Monday, February 11, 2013

Vikingarännet 2013


Due to the wife having some weird alien bulge that should enter this world around the Stockholm marathon, we, or I should say I, decided not to partake in this years 42 km torture. The potential for no sleep leading up to this grueling task is not something I look forward to, let alone leaving my newborn and wife all alone. Plus the following days of probably being more helpless than the little one (you know, that crippling muscle pain feeling) wouldn't go down too well, it wouldn't be easy for Johanna to look after two babies......

This is where Vikingarännet comes into the picture. Loosely translated as 'the Viking race', it's a fairly long, 80 km race from Uppsala to Stockholm on the ice, on Sweden's third largest lake, Mälaren. The course is quite nice, for me, it's still bizarre to think that the open water can really freeze all the way to Stockholm, and still be safe to stand/skate on. There is one small blip, possibly where some fast water meets (maybe two rivers/tributaries or something) which isn't frozen, which results in a 2 km walk to get to the next ice point. 

I'm not sure of the number of participants, but I'm hazarding a guess of around 3000, mostly with sharp-tipped poles that help (apparently) with the speed and balance. I opted for good old flailing arms......

The other difference, which most non-Nordic people won't know about are the skates. They are all based at least on a Nordic skate, which normally has a separate boot (the same boots used for cross-country skiing) that clips/ties into a long blade, mine are 50 cms, meaning you can glide a lot easier than on normal ice skates. I would say the down side is the weight at the end of this long course, after many thousand repeats of pushing and lifting your legs back into position, lets say, you feel it, mostly in your lower back, arse and generally every muscle you never knew you had in your legs.

It maybe trivial to a Swede, but being on natural ice is something I'm definitely not 'used to'. For me it's a great feeling, although restricted in the sense that you follow a course that has been brushed by a car (yes on the ice) with plough, there is something quite special with being on it. No, not just the idea that if you fall through you could die within minutes (You should carry these spikes that fit around your neck, which you can  stab and grip the ice with), or avoiding some rather large cracks in places (very easily done and very messy when your 50 cm skate disappears and gets wedged, resulting in a rather comical and painful immediate halt on one foot, usually ending in a face plant of some kind). I love that 'almost' freedom feeling. Ice skating, well this Nordic skating, is not something probably anyone (or at least very few) can appreciate in England, but it's awesome. I'm by no means good at it but I did finish this race. It took me 5 hrs and 21 mins and just one quite spectacular fall, which hurt like hell and amusingly landed me at the feet of a nice old Swedish lady, who kind of laughed, asking 'Gick det bra?' (Directly translated as 'went it good?')......yes, bloody marvelous actually, I love landing on my arse and the colour of brown and blue, you know, those things called bruises.

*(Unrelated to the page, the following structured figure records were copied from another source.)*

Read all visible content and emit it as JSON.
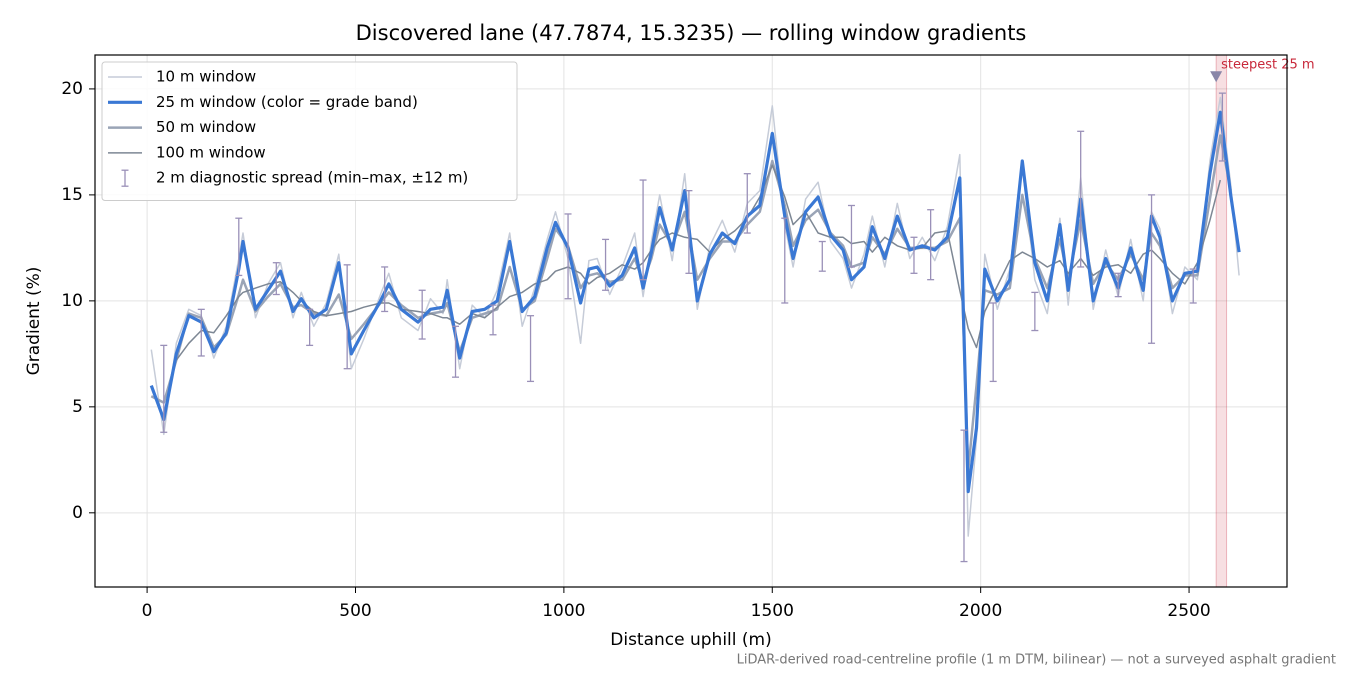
{
  "chart_data": {
    "type": "line",
    "title": "Discovered lane (47.7874, 15.3235) — rolling window gradients",
    "x_label": "Distance uphill (m)",
    "y_label": "Gradient (%)",
    "footnote": "LiDAR-derived road-centreline profile (1 m DTM, bilinear) — not a surveyed asphalt gradient",
    "xlim": [
      -125,
      2735
    ],
    "ylim": [
      -3.5,
      21.6
    ],
    "xticks": [
      0,
      500,
      1000,
      1500,
      2000,
      2500
    ],
    "yticks": [
      0,
      5,
      10,
      15,
      20
    ],
    "grid": true,
    "legend": "upper left",
    "x": [
      10,
      40,
      70,
      100,
      130,
      160,
      190,
      220,
      230,
      260,
      290,
      320,
      350,
      370,
      400,
      430,
      460,
      490,
      520,
      560,
      580,
      610,
      650,
      680,
      710,
      720,
      750,
      780,
      810,
      840,
      870,
      900,
      930,
      960,
      980,
      1010,
      1040,
      1060,
      1080,
      1110,
      1140,
      1170,
      1190,
      1210,
      1230,
      1260,
      1290,
      1320,
      1350,
      1380,
      1410,
      1440,
      1470,
      1500,
      1530,
      1550,
      1580,
      1610,
      1640,
      1670,
      1690,
      1720,
      1740,
      1770,
      1800,
      1830,
      1860,
      1890,
      1920,
      1950,
      1970,
      1990,
      2010,
      2040,
      2070,
      2100,
      2130,
      2160,
      2190,
      2210,
      2240,
      2270,
      2300,
      2330,
      2360,
      2390,
      2410,
      2430,
      2460,
      2490,
      2520,
      2550,
      2575,
      2600,
      2620
    ],
    "series": [
      {
        "name": "10 m window",
        "color": "#c6ccd8",
        "linewidth": 1.5,
        "values": [
          7.7,
          3.7,
          8.0,
          9.6,
          9.3,
          7.3,
          8.8,
          12.0,
          13.2,
          9.2,
          10.8,
          11.8,
          9.2,
          10.4,
          8.8,
          9.9,
          12.2,
          6.8,
          8.2,
          10.3,
          11.3,
          9.2,
          8.6,
          10.1,
          9.4,
          11.0,
          6.8,
          9.8,
          9.2,
          10.5,
          13.2,
          8.8,
          10.6,
          12.9,
          14.2,
          12.0,
          8.0,
          11.9,
          12.0,
          10.3,
          11.6,
          13.2,
          10.2,
          12.8,
          15.0,
          11.9,
          16.0,
          9.6,
          12.6,
          13.8,
          12.3,
          14.6,
          15.2,
          19.2,
          13.6,
          11.6,
          14.8,
          15.6,
          12.8,
          12.0,
          10.6,
          12.2,
          14.0,
          11.6,
          14.6,
          12.0,
          13.0,
          11.9,
          13.5,
          16.9,
          -1.1,
          3.5,
          12.2,
          9.6,
          11.5,
          16.4,
          11.0,
          9.4,
          13.9,
          9.8,
          15.8,
          9.6,
          12.4,
          10.2,
          12.9,
          10.0,
          14.2,
          13.4,
          9.4,
          11.6,
          11.0,
          16.6,
          19.6,
          15.5,
          11.2
        ]
      },
      {
        "name": "50 m window",
        "color": "#9aa4b6",
        "linewidth": 2.5,
        "values": [
          5.5,
          5.2,
          7.2,
          9.4,
          9.2,
          7.8,
          8.4,
          10.3,
          11.0,
          9.5,
          10.2,
          10.8,
          9.7,
          9.8,
          9.4,
          9.3,
          10.3,
          8.2,
          8.9,
          9.9,
          10.4,
          9.8,
          9.2,
          9.4,
          9.5,
          9.9,
          7.6,
          9.2,
          9.4,
          9.6,
          11.6,
          9.6,
          10.0,
          12.0,
          13.4,
          12.6,
          10.6,
          11.2,
          11.3,
          10.9,
          11.0,
          12.0,
          10.9,
          12.0,
          13.6,
          12.6,
          14.2,
          11.0,
          12.0,
          12.8,
          12.8,
          13.6,
          14.2,
          16.6,
          14.5,
          12.6,
          13.8,
          14.3,
          13.2,
          12.6,
          11.6,
          11.8,
          13.0,
          12.2,
          13.4,
          12.5,
          12.5,
          12.5,
          12.8,
          13.9,
          2.0,
          6.0,
          10.5,
          10.3,
          10.6,
          15.0,
          12.0,
          10.6,
          12.9,
          11.0,
          13.8,
          10.8,
          11.8,
          11.0,
          12.2,
          11.0,
          13.2,
          12.6,
          10.6,
          11.2,
          11.2,
          14.8,
          17.8,
          15.2,
          null
        ]
      },
      {
        "name": "100 m window",
        "color": "#7d8794",
        "linewidth": 1.5,
        "values": [
          null,
          null,
          7.2,
          8.0,
          8.6,
          8.5,
          9.3,
          10.2,
          10.4,
          10.6,
          10.8,
          10.9,
          10.4,
          10.0,
          9.5,
          9.3,
          9.4,
          9.5,
          9.7,
          9.9,
          9.9,
          9.6,
          9.5,
          9.4,
          9.2,
          9.2,
          8.9,
          9.4,
          9.2,
          9.7,
          10.2,
          10.4,
          10.8,
          11.0,
          11.4,
          11.6,
          11.3,
          10.8,
          11.1,
          11.3,
          11.7,
          11.5,
          11.8,
          12.4,
          12.9,
          13.2,
          13.0,
          12.9,
          12.3,
          12.9,
          13.3,
          13.9,
          14.9,
          16.4,
          14.9,
          13.6,
          14.2,
          13.2,
          13.0,
          13.0,
          12.7,
          12.8,
          12.3,
          13.0,
          12.6,
          12.4,
          12.5,
          13.2,
          13.3,
          10.5,
          8.7,
          7.8,
          9.5,
          10.7,
          11.9,
          12.3,
          12.0,
          11.6,
          11.9,
          11.3,
          12.0,
          11.2,
          11.6,
          11.7,
          11.3,
          12.2,
          12.4,
          12.0,
          11.3,
          10.8,
          11.8,
          13.8,
          15.7,
          null,
          null
        ]
      },
      {
        "name": "25 m window (color = grade band)",
        "color": "#3a78d4",
        "linewidth": 3.2,
        "values": [
          6.0,
          4.4,
          7.5,
          9.3,
          9.0,
          7.6,
          8.5,
          11.5,
          12.8,
          9.6,
          10.5,
          11.4,
          9.5,
          10.1,
          9.2,
          9.6,
          11.8,
          7.5,
          8.6,
          10.0,
          10.8,
          9.6,
          9.0,
          9.6,
          9.7,
          10.5,
          7.3,
          9.5,
          9.6,
          10.0,
          12.8,
          9.5,
          10.2,
          12.5,
          13.7,
          12.5,
          9.9,
          11.5,
          11.6,
          10.7,
          11.2,
          12.5,
          10.6,
          12.3,
          14.4,
          12.4,
          15.2,
          10.0,
          12.2,
          13.2,
          12.7,
          14.0,
          14.5,
          17.9,
          14.0,
          12.0,
          14.2,
          14.9,
          13.1,
          12.4,
          11.0,
          11.6,
          13.5,
          12.0,
          14.0,
          12.4,
          12.6,
          12.4,
          13.0,
          15.8,
          1.0,
          4.0,
          11.5,
          10.0,
          11.0,
          16.6,
          11.8,
          10.0,
          13.6,
          10.5,
          14.8,
          10.0,
          12.0,
          10.6,
          12.5,
          10.5,
          14.0,
          13.0,
          10.0,
          11.3,
          11.4,
          16.0,
          18.9,
          15.0,
          12.3
        ]
      }
    ],
    "legend_order": [
      0,
      3,
      1,
      2
    ],
    "spread": {
      "name": "2 m diagnostic spread (min–max, ±12 m)",
      "color": "#9a90b8",
      "x": [
        40,
        130,
        220,
        310,
        390,
        480,
        570,
        660,
        740,
        830,
        920,
        1010,
        1100,
        1190,
        1300,
        1440,
        1530,
        1620,
        1690,
        1840,
        1880,
        1960,
        2030,
        2130,
        2240,
        2330,
        2410,
        2510,
        2580
      ],
      "low": [
        3.8,
        7.4,
        11.2,
        10.3,
        7.9,
        6.8,
        9.5,
        8.2,
        6.4,
        8.4,
        6.2,
        10.1,
        10.5,
        11.0,
        11.3,
        13.2,
        9.9,
        11.4,
        11.6,
        11.3,
        11.0,
        -2.3,
        6.2,
        8.6,
        11.6,
        10.2,
        8.0,
        9.9,
        16.6
      ],
      "high": [
        7.9,
        9.6,
        13.9,
        11.8,
        9.6,
        11.7,
        11.6,
        10.5,
        8.8,
        9.8,
        9.3,
        14.1,
        12.9,
        15.7,
        15.2,
        16.0,
        13.9,
        12.8,
        14.5,
        13.0,
        14.3,
        3.9,
        9.9,
        10.4,
        18.0,
        11.3,
        15.0,
        11.5,
        19.8
      ]
    },
    "annotation": {
      "text": "steepest 25 m",
      "color": "#c8283a",
      "span": [
        2565,
        2590
      ],
      "x": 2565,
      "y": 20.6
    }
  }
}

This year the wind was also quite perfect, from the north, around 7 m/s so quite chilly on the willy but mostly a tail wind. The ice too was apparently quite magnificent, which although I have nothing really to compare to, is highly understandable. This was shown with a new course record, some 2 hrs 35 mins by some Dutch speed-skater guy. Truly remarkable, really. Especially as last years time was 30 mins slower. The conditions must have been really great.  This is probably more confounded as a couple of years ago it was cancelled (it's only been running for 10 years) because of lack of ice........believe it or not, Sweden isn't like -20 all winter......just occasionally (I practiced once on a frozen lake a few weeks ago and it was -26 before wind chill and my apparent wind.....not very pleasant).

I feel ok today (one day after), not quite as bad as the marathon, but my legs definitely know they've done something other than the typical 4 km walk to work and back. I will no doubt enter next years, now I know what I'm up against. Fingers crossed the wind, the weather and more importantly the ice is all behaving. Otherwise I'll have a battle on my hands, as it's quite staggering how much the wind can kill you. My average time per km into the wind was say 4 mins 15 secs. Downwind on smooth ice is a whole other ball game, I managed just under 2 mins 30 secs for consistent periods, which if my maths is correct is around 24 km per hour. That feels pretty fast on a bike, let alone a set of bloody ice skates........I'm amazed I'm still in one piece come to think of it.........picture Bambi on ice and you're pretty much there. 

p.s. I shall try and post a video (not mine but someone else's) so you get the picture. Or if you are really adventurous, you can youtube it, probably not many videos of this year, but last years is around.